Councils already have a duty to review the cases of children who are the subjects of care orders at least every six months. Given the range of public concerns that have been raised, it would not be right to impose an arbitrary limit on the types of case that should be reviewed. The key determining factor is that the making of the care order depended exclusively, or almost exclusively, on a dispute between medical experts.
When applications are made to the court, whether by the local authority, the parents or the child, it will be for the court to decide in all cases whether the care order should be discharged.
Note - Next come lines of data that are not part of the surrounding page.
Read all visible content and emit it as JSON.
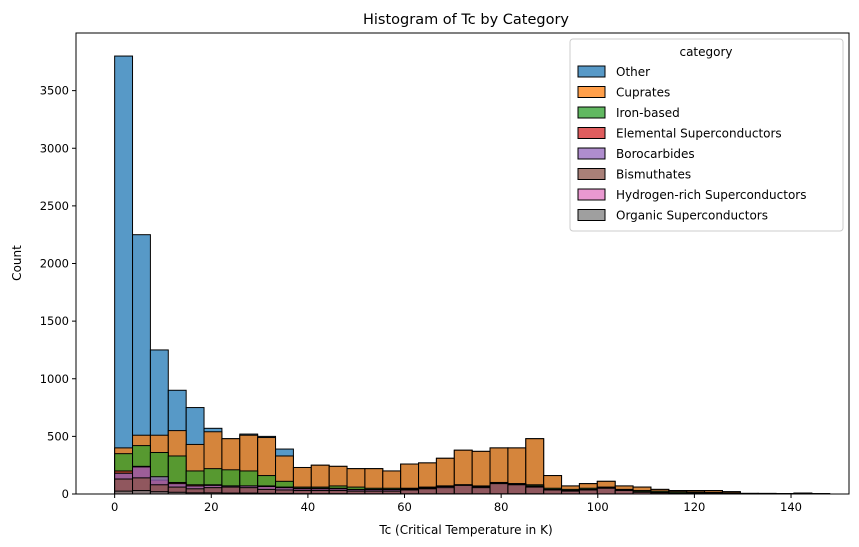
{
  "chart_data": {
    "type": "bar",
    "subtype": "stacked-histogram",
    "title": "Histogram of Tc by Category",
    "xlabel": "Tc (Critical Temperature in K)",
    "ylabel": "Count",
    "xlim": [
      -8,
      152
    ],
    "ylim": [
      0,
      4000
    ],
    "xticks": [
      0,
      20,
      40,
      60,
      80,
      100,
      120,
      140
    ],
    "yticks": [
      0,
      500,
      1000,
      1500,
      2000,
      2500,
      3000,
      3500
    ],
    "bin_width": 3.7,
    "bin_start": 0,
    "grid": false,
    "legend_title": "category",
    "legend_position": "top-right",
    "series": [
      {
        "name": "Other",
        "color": "#1f77b4",
        "totals": [
          3800,
          2250,
          1250,
          900,
          750,
          570,
          480,
          520,
          500,
          390,
          230,
          250,
          240,
          220,
          220,
          200,
          260,
          270,
          310,
          380,
          370,
          400,
          400,
          480,
          160,
          70,
          90,
          110,
          70,
          60,
          40,
          30,
          30,
          30,
          20,
          5,
          5,
          3,
          8,
          3
        ]
      },
      {
        "name": "Cuprates",
        "color": "#ff7f0e",
        "totals": [
          400,
          510,
          510,
          550,
          430,
          540,
          480,
          510,
          490,
          330,
          230,
          250,
          240,
          220,
          220,
          200,
          260,
          270,
          310,
          380,
          370,
          400,
          400,
          480,
          160,
          70,
          90,
          110,
          70,
          60,
          40,
          30,
          30,
          30,
          20,
          5,
          5,
          3,
          8,
          3
        ]
      },
      {
        "name": "Iron-based",
        "color": "#2ca02c",
        "totals": [
          350,
          420,
          360,
          330,
          200,
          220,
          210,
          200,
          160,
          110,
          60,
          60,
          70,
          60,
          50,
          50,
          50,
          60,
          70,
          80,
          70,
          100,
          90,
          80,
          50,
          40,
          50,
          60,
          40,
          30,
          25,
          20,
          18,
          15,
          10,
          5,
          3,
          2,
          2,
          1
        ]
      },
      {
        "name": "Elemental Superconductors",
        "color": "#d62728",
        "totals": [
          200,
          240,
          120,
          100,
          80,
          80,
          70,
          70,
          70,
          60,
          50,
          50,
          50,
          40,
          40,
          40,
          45,
          55,
          70,
          80,
          65,
          100,
          90,
          70,
          40,
          30,
          40,
          55,
          35,
          20,
          15,
          10,
          10,
          8,
          5,
          3,
          2,
          1,
          1,
          1
        ]
      },
      {
        "name": "Borocarbides",
        "color": "#9467bd",
        "totals": [
          180,
          235,
          150,
          90,
          70,
          75,
          70,
          70,
          65,
          55,
          45,
          45,
          45,
          38,
          38,
          38,
          42,
          52,
          65,
          75,
          62,
          95,
          85,
          65,
          38,
          28,
          38,
          52,
          32,
          18,
          12,
          8,
          8,
          6,
          4,
          2,
          1,
          1,
          1,
          0
        ]
      },
      {
        "name": "Bismuthates",
        "color": "#8c564b",
        "totals": [
          130,
          140,
          80,
          60,
          45,
          55,
          60,
          55,
          40,
          35,
          30,
          30,
          30,
          25,
          25,
          25,
          35,
          45,
          55,
          75,
          55,
          90,
          80,
          60,
          35,
          25,
          35,
          50,
          30,
          15,
          10,
          5,
          5,
          5,
          3,
          1,
          1,
          0,
          0,
          0
        ]
      },
      {
        "name": "Hydrogen-rich Superconductors",
        "color": "#e377c2",
        "totals": [
          0,
          0,
          0,
          0,
          0,
          0,
          0,
          0,
          0,
          0,
          0,
          0,
          0,
          0,
          0,
          0,
          0,
          0,
          0,
          0,
          0,
          0,
          0,
          0,
          0,
          0,
          0,
          0,
          0,
          0,
          0,
          0,
          0,
          0,
          0,
          0,
          0,
          0,
          0,
          0
        ]
      },
      {
        "name": "Organic Superconductors",
        "color": "#7f7f7f",
        "totals": [
          25,
          30,
          20,
          15,
          10,
          10,
          8,
          8,
          6,
          5,
          3,
          3,
          3,
          2,
          2,
          2,
          2,
          2,
          2,
          2,
          2,
          2,
          2,
          2,
          1,
          1,
          1,
          1,
          1,
          0,
          0,
          0,
          0,
          0,
          0,
          0,
          0,
          0,
          0,
          0
        ]
      }
    ]
  }
}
The president of the family division has set out the arrangements to be followed by family court judges in the light of the judgment in the Cannings case. When applications are made, cases are to be listed as soon as possible for directions before a High Court judge in the family division.
Let me now consider cases in which a child has been adopted. There will be cases in which children taken into care in those circumstances have since been adopted. We all accept that adoption is the best option for many looked-after children who cannot live with their birth families. In the overwhelming majority of cases, adoption gives a child the chance to be part of a loving family for life. I recognise that following the Appeal Court's judgment, there will be concerns in cases in which an adoption order followed a care order that had been made on the basis of disputed expert medical evidence. As I have said, however, the position in civil cases is quite different from that in criminal cases.
After adoption has taken place there are, of course, the paramount interests of the child to consider, and the interests of the adoptive parents, as well as those of the birth parents. The whole basis of adoption is that it ensures permanence and finality for all parties. For that reason, only in the most exceptional circumstances have courts been prepared to set aside an adoption order. It is not for me, or for any of us, to say whether any of the cases with which we are concerned would fall into this category. These are very complex issues, and are of course a matter for individuals and the courts.
It would be wrong of me today to give a false impression of the scope for reopening existing adoption cases, when in truth it is extremely rare. That would give false hope to those who might wish to argue that the original adoption was based on flawed evidence. It would risk causing distress to adoptive families where children are happily settled.
If birth parents are worried, they should take their own legal advice and that of a number of organisations that provide support for such parents. If adoptive parents are worried, they should get in touch with the agency that arranged the adoption to seek further information and support. If adopted children are worried, they should talk first to their adoptive parents or, if that is difficult, to another responsible adult.
Under the Government's new adoption support regulations, which came into force last October, every local authority is required to have an adoption support services adviser, which may be an appropriate point of first contact.
These are difficult and sensitive issues, and there are no easy answers. I have set out a route forward for the period ahead, within the limits of my ability to act. With this review, and with the current and forthcoming judgments in both care proceedings and appeal cases in the courts, we will ensure that we are acting in the best way possible to protect the interests of children, both today and in the future.